Consider the definite integral
$$\int_{0}^{1}\frac{x^{10} - 1}{\ln x} dx$$
This can be evaluated fairly easily by considering instead the more general integral
$$\int_{0}^{1}\frac{x^{b} - 1}{\ln x} dx,$$
where $b \geq 0$ is an arbitrary parameter, and using a method called "differentiating the integral" or "differentiating under the integral sign".
Let $F(b) = \int_{0}^{1} \frac{x^{b} - 1}{\ln x} dx.$ Ignoring the matter of interchanging the order of integration with differentiation (this is justified in older advanced calculus texts), we have
$$F'(b) \;\; = \;\; \frac{d}{db} \int_{0}^{1}\frac{x^{b} - 1}{\ln x} dx \;\; = \;\; \int_{0}^{1}\frac{d}{db} \left( \frac{x^{b} - 1}{\ln x} \right) dx \;\; = \;\; \int_{0}^{1} x^{b} dx \;\; = \;\; \frac{1}{b+1}$$
Integrating both sides of $F'(b) = \frac{1}{b+1}$ with respect to $b$ gives $F(b) = \ln (b+1) + C$ for some constant $C.$ We can find $C$ by using a value of $b$ for which we know the value of $F.$ Clearly, $F(0) = 0.$ This implies that $C = 0,$ and so $F(b) = \ln(b+1).$ Hence, the first integral I gave has the value $F(10) = \ln {11}.$
[[ (added 4 years later) The same example with $b = 7$ is an answer to a similar question in Mathematics Stack Exchange --- Problems that become easier in a more general form. This other question has several answers different from any of those given here, and thus it is worth looking at for more examples pertaining to the present question. ]]
You can find this method discussed in older (say, before 1945) advanced calculus texts. This is also the method Feynman talks about in his book Surely You're Joking Mr. Feynman (excerpt below). I used the example above on take home tests in the late 1990s when I was teaching at a residential "math-science high school academy". The problem was supplied with a generous hint, and I also included the Feynman quote below. [[ (Added 4 years later) See problem #5 on this take home test for the last time I assigned this problem. ]] Later (8 April 2000) I posted this in sci.math (see here).
Excerpt from Richard Feynman, Surely You're Joking Mr. Feynman (1985), pp. 86-87. (Text enclosed in brackets, [...], are NOT from the original. These are additions I've included.)

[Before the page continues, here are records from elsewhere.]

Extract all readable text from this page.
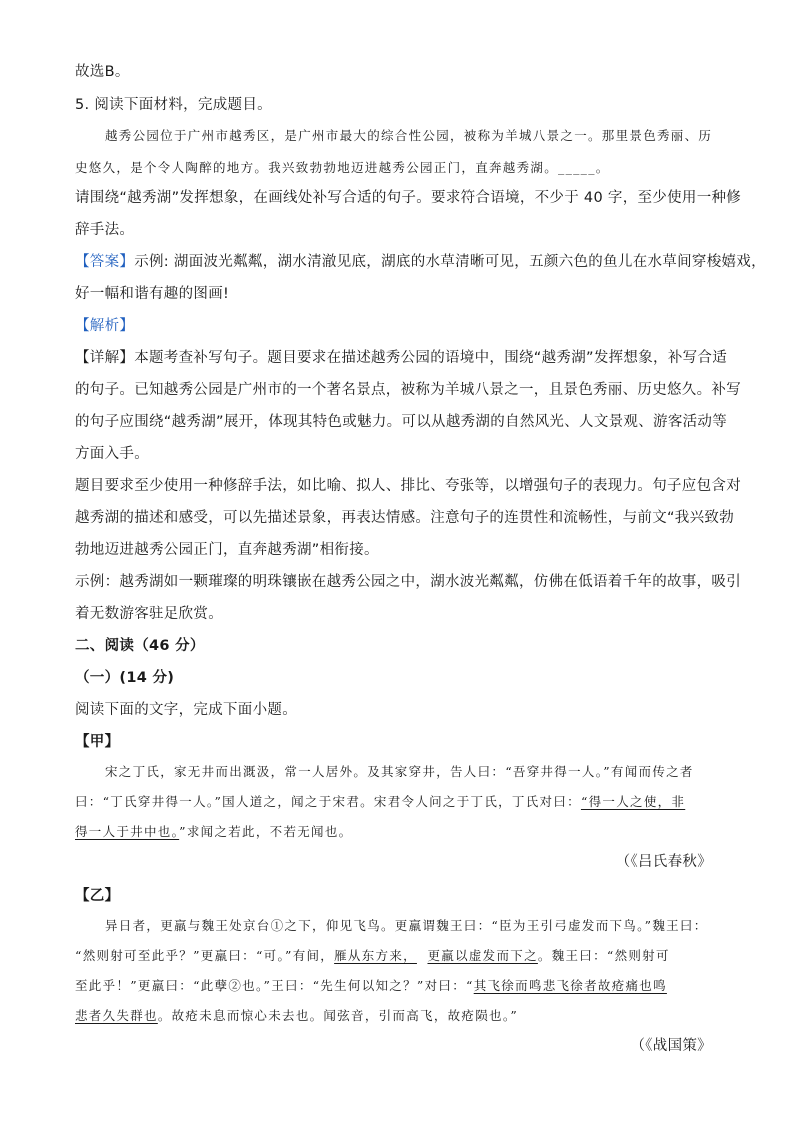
故选B。
5. 阅读下面材料，完成题目。
越秀公园位于广州市越秀区，是广州市最大的综合性公园，被称为羊城八景之一。那里景色秀丽、历
史悠久，是个令人陶醉的地方。我兴致勃勃地迈进越秀公园正门，直奔越秀湖。_____。
请围绕“越秀湖”发挥想象，在画线处补写合适的句子。要求符合语境，不少于 40 字，至少使用一种修
辞手法。
【答案】示例: 湖面波光粼粼，湖水清澈见底，湖底的水草清晰可见，五颜六色的鱼儿在水草间穿梭嬉戏，
好一幅和谐有趣的图画!
【解析】
【详解】本题考查补写句子。题目要求在描述越秀公园的语境中，围绕“越秀湖”发挥想象，补写合适
的句子。已知越秀公园是广州市的一个著名景点，被称为羊城八景之一，且景色秀丽、历史悠久。补写
的句子应围绕“越秀湖”展开，体现其特色或魅力。可以从越秀湖的自然风光、人文景观、游客活动等
方面入手。
题目要求至少使用一种修辞手法，如比喻、拟人、排比、夸张等，以增强句子的表现力。句子应包含对
越秀湖的描述和感受，可以先描述景象，再表达情感。注意句子的连贯性和流畅性，与前文“我兴致勃
勃地迈进越秀公园正门，直奔越秀湖”相衔接。
示例：越秀湖如一颗璀璨的明珠镶嵌在越秀公园之中，湖水波光粼粼，仿佛在低语着千年的故事，吸引
着无数游客驻足欣赏。
二、阅读（46 分）
（一）(14 分)
阅读下面的文字，完成下面小题。
【甲】
宋之丁氏，家无井而出溉汲，常一人居外。及其家穿井，告人曰：“吾穿井得一人。”有闻而传之者
曰：“丁氏穿井得一人。”国人道之，闻之于宋君。宋君令人问之于丁氏，丁氏对曰：“得一人之使，非
得一人于井中也。”求闻之若此，不若无闻也。
（《吕氏春秋》
【乙】
异日者，更羸与魏王处京台①之下，仰见飞鸟。更羸谓魏王曰：“臣为王引弓虚发而下鸟。”魏王曰：
“然则射可至此乎？”更羸曰：“可。”有间，雁从东方来， 更羸以虚发而下之。魏王曰：“然则射可
至此乎！”更羸曰：“此孽②也。”王曰：“先生何以知之？”对曰：“其飞徐而鸣悲飞徐者故疮痛也鸣
悲者久失群也。故疮未息而惊心未去也。闻弦音，引而高飞，故疮陨也。”
（《战国策》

So every physics class, I paid no attention to what was going on with Pascal's Law, or whatever they were doing. I was up in the back with this book: "Advanced Calculus", by Woods. Bader [Feynman's High School Physics teacher, who loaned Feynman his copy of Wood's book] knew I had studied "Calculus for the Practical Man" a little bit, so he gave me the real works--it was for a junior or senior course in college. It had Fourier series, Bessel functions, determinants, elliptic functions--all kinds of wonderful stuff that I didn't know anything about. That book also showed how to differentiate parameters under the integral sign--it's a certain operation. It turns out that [it's] not taught very much in the universities; they don't emphasize it. But I caught on how to use that method, and I used that one damn tool again and again. So because I was self-taught using that book, I had peculiar methods of doing integrals. The result was, when guys at MIT or Princeton had trouble doing a certain integral, it was because they couldn't do it with the standard methods they had learned in school. If it was contour integration, they would have found it; if it was a simple series expansion, they would have found it. Then I come along and try differentiating under the integral sign, and often it worked. So I got a great reputation for doing integrals, only because my box of tools was different from everybody else's, and they had tried all their tools on it before giving the problem to me.